The difference between large rivers and the others is that, because of their relative length and huge drainage areas, large rivers can function in more modes. The underlying geology is a major controller of mode changes. While these basic issues come through in the book, the presentation and development of the deeper detail in the text seem confusing. In part that might be because large rivers are, almost by definition, very diverse within themselves, and so inherently hard to deal with as a group. In this context it certainly helps that the large Arctic rivers are dealt with in their own separate chapter.

The book is intended to help readers new to the field and, on that basis, covers a wide range of disciplines including geomorphology, hydrology, ecology and the anthropogenic environment. Each chapter, apart from those invited from Wolfgang Junk (large river floodplains) and Olav Slaymaker (Arctic rivers) respectively, ends with a set of questions that will help readers reflect on and take in the content of the chapter concerned.

As might be expected in an introductory book, much of the information given is qualitative rather than quantitative. In the context of introductory ideas and information, however, it is unfortunate that assorted quantitative errors have got through the editing.
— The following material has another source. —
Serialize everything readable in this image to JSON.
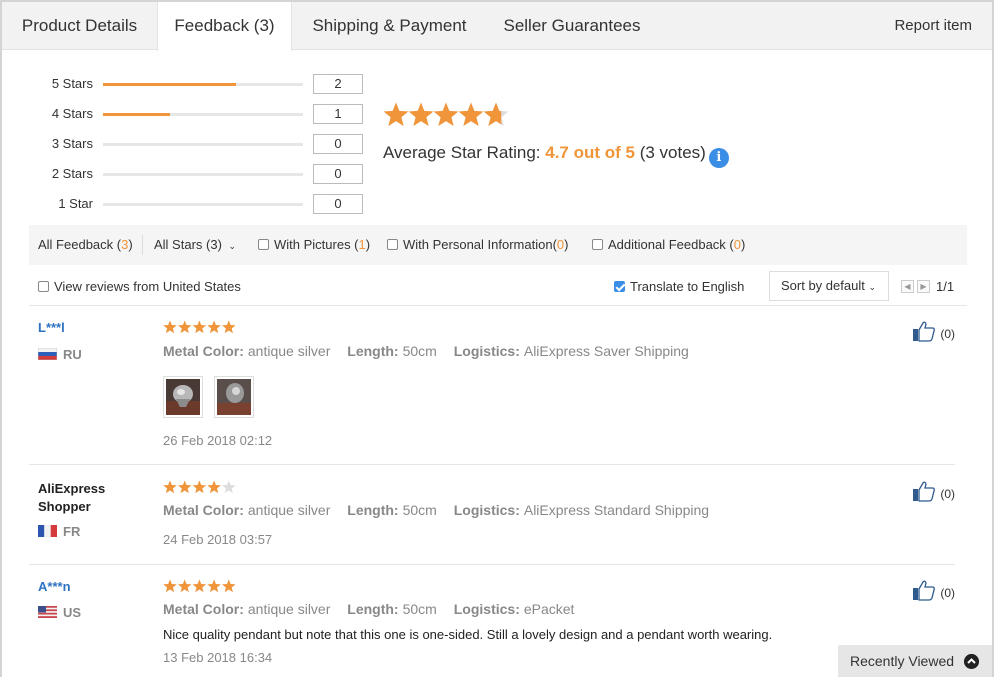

The nominal capacity of Lake Mead, behind Hoover Dam, is given numerical values that differ by three orders of magnitude – 98 million and billion m3, respectively. Many, if not most, readers will recognise and adjust for that slip. More concerning, though, is that the official (notional) capacity is actually around 32 billion m3, so the significand itself is wrong. There are similar issues elsewhere. It is unlikely, for instance, that the capacity of a reservoir on the Missouri or anywhere else approaches 29,500 km3, exceeding that of Lake Baikal. Apart from such corrections, the book needs a glossary, which should include the “local” names used at times in the text. While the Chinese name for the Yangtze transliterates as Chang Jiang, not all readers will know that.

By Jeremy Joseph

Introducing Large Rivers. A Gupta, 2020. Published by: John Wiley & Sons, Chichester, UK.  ISBN: 978-1-118-45140-3. Softback. 288 pp. List Price £31.99 (ebook).